Wednesday, May 28, 2014

#8

Yesterday didn't have lunch. I had gastric pain even when I ate dinner later, and I had to take my sis's gastric pills. Hating medicine more and more now. I never liked it, only eating it when I have to.

Sometimes I wonder if I should regret my actions of the past. I lost countless numbers of friends, but also made some of the best and most fun friends (idek my English anymore excuse me for that)... Either way I won't look back at it anymore, cause there's just no point in crying over spilt hot chocolate (because I don't like milk).

I didn't drink coffee today, because I think my body needs to stop relying on that stuff to keep awake. Anyway it's like the last 2nd day of school, who gives a fuck any more really? June holidays are just going to be fun fun fun and then last minute mugging...though I think I may just take my studies for real (though I don't know how long it can last..).

Mental illnesses are really tiring.

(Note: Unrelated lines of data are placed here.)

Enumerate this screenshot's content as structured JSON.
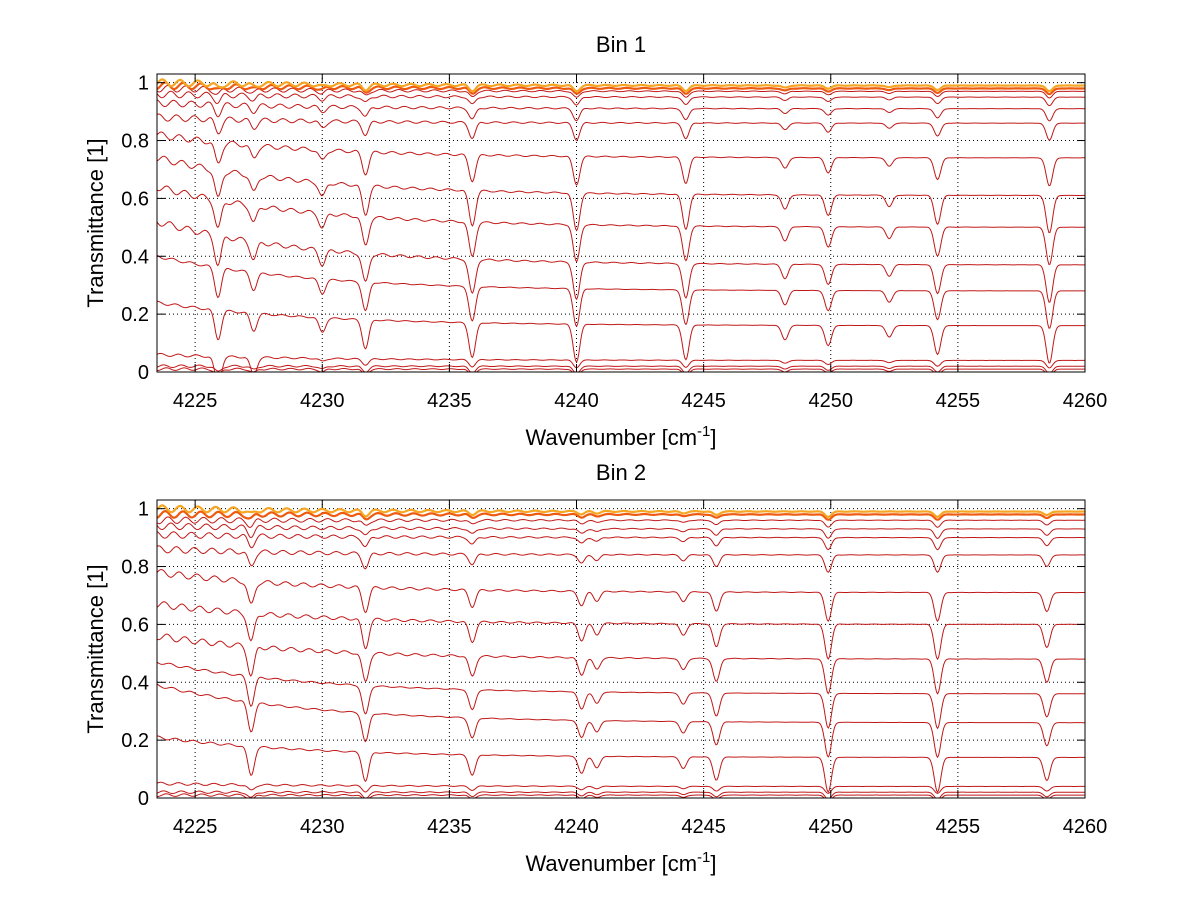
{
  "chart_data": [
    {
      "type": "line",
      "title": "Bin 1",
      "xlabel": "Wavenumber [cm",
      "xlabel_sup": "-1",
      "xlabel_close": "]",
      "ylabel": "Transmittance [1]",
      "xlim": [
        4223.5,
        4260
      ],
      "ylim": [
        0,
        1.03
      ],
      "xticks": [
        "4225",
        "4230",
        "4235",
        "4240",
        "4245",
        "4250",
        "4255",
        "4260"
      ],
      "yticks": [
        "0",
        "0.2",
        "0.4",
        "0.6",
        "0.8",
        "1"
      ],
      "grid": true,
      "line_color": "#c01818",
      "curves": [
        {
          "start": 0.01,
          "end": 0.01
        },
        {
          "start": 0.02,
          "end": 0.02
        },
        {
          "start": 0.06,
          "end": 0.04
        },
        {
          "start": 0.24,
          "end": 0.16
        },
        {
          "start": 0.4,
          "end": 0.28
        },
        {
          "start": 0.52,
          "end": 0.37
        },
        {
          "start": 0.64,
          "end": 0.5
        },
        {
          "start": 0.74,
          "end": 0.61
        },
        {
          "start": 0.82,
          "end": 0.74
        },
        {
          "start": 0.88,
          "end": 0.86
        },
        {
          "start": 0.93,
          "end": 0.91
        },
        {
          "start": 0.96,
          "end": 0.95
        },
        {
          "start": 0.98,
          "end": 0.97
        },
        {
          "start": 0.99,
          "end": 0.98
        },
        {
          "start": 1.0,
          "end": 0.99
        }
      ],
      "absorption_lines": [
        {
          "x": 4225.9,
          "depth": 0.1
        },
        {
          "x": 4227.3,
          "depth": 0.06
        },
        {
          "x": 4230.0,
          "depth": 0.05
        },
        {
          "x": 4231.7,
          "depth": 0.1
        },
        {
          "x": 4235.9,
          "depth": 0.12
        },
        {
          "x": 4240.0,
          "depth": 0.13
        },
        {
          "x": 4244.3,
          "depth": 0.12
        },
        {
          "x": 4248.2,
          "depth": 0.05
        },
        {
          "x": 4249.9,
          "depth": 0.07
        },
        {
          "x": 4252.3,
          "depth": 0.04
        },
        {
          "x": 4254.2,
          "depth": 0.1
        },
        {
          "x": 4258.6,
          "depth": 0.13
        }
      ]
    },
    {
      "type": "line",
      "title": "Bin 2",
      "xlabel": "Wavenumber [cm",
      "xlabel_sup": "-1",
      "xlabel_close": "]",
      "ylabel": "Transmittance [1]",
      "xlim": [
        4223.5,
        4260
      ],
      "ylim": [
        0,
        1.03
      ],
      "xticks": [
        "4225",
        "4230",
        "4235",
        "4240",
        "4245",
        "4250",
        "4255",
        "4260"
      ],
      "yticks": [
        "0",
        "0.2",
        "0.4",
        "0.6",
        "0.8",
        "1"
      ],
      "grid": true,
      "line_color": "#c01818",
      "curves": [
        {
          "start": 0.01,
          "end": 0.01
        },
        {
          "start": 0.02,
          "end": 0.02
        },
        {
          "start": 0.05,
          "end": 0.04
        },
        {
          "start": 0.21,
          "end": 0.14
        },
        {
          "start": 0.39,
          "end": 0.26
        },
        {
          "start": 0.47,
          "end": 0.36
        },
        {
          "start": 0.56,
          "end": 0.48
        },
        {
          "start": 0.67,
          "end": 0.6
        },
        {
          "start": 0.78,
          "end": 0.71
        },
        {
          "start": 0.86,
          "end": 0.84
        },
        {
          "start": 0.91,
          "end": 0.9
        },
        {
          "start": 0.94,
          "end": 0.93
        },
        {
          "start": 0.96,
          "end": 0.96
        },
        {
          "start": 0.98,
          "end": 0.98
        },
        {
          "start": 1.0,
          "end": 0.99
        }
      ],
      "absorption_lines": [
        {
          "x": 4227.2,
          "depth": 0.1
        },
        {
          "x": 4231.7,
          "depth": 0.1
        },
        {
          "x": 4235.9,
          "depth": 0.07
        },
        {
          "x": 4240.2,
          "depth": 0.06
        },
        {
          "x": 4240.8,
          "depth": 0.04
        },
        {
          "x": 4244.2,
          "depth": 0.04
        },
        {
          "x": 4245.5,
          "depth": 0.08
        },
        {
          "x": 4249.9,
          "depth": 0.12
        },
        {
          "x": 4254.2,
          "depth": 0.12
        },
        {
          "x": 4258.5,
          "depth": 0.08
        }
      ]
    }
  ]
}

It just kills you slowly if you don't recover, that's what I feel from what I've read from Instagram. I want to die though I feel alright and okay...Debbie at it again.

I don't know what else to say maybe tonight I shan't have my medication and see what happens. But I really don't want to feel moody. But I am moody now. I don't know. But I felt slightly better when I realised that I helped my friends so much, when they needed it. A few words of kindness, like I love you and stay strong can help someone know that in this world, there are still people who genuinely care about them.

I'm probably tired which caused my moodiness. And when I'm moody it isn't even like how I am usually, I'll just keep to myself...though now I try to make myself feel better.

I have a dayre account, but I don't know if it is better to blog or to dayre because dayre is definitely more convenient. But I think I'll stick to blogs for now.

Stay strong, lovelies ♡ all of you are worth it.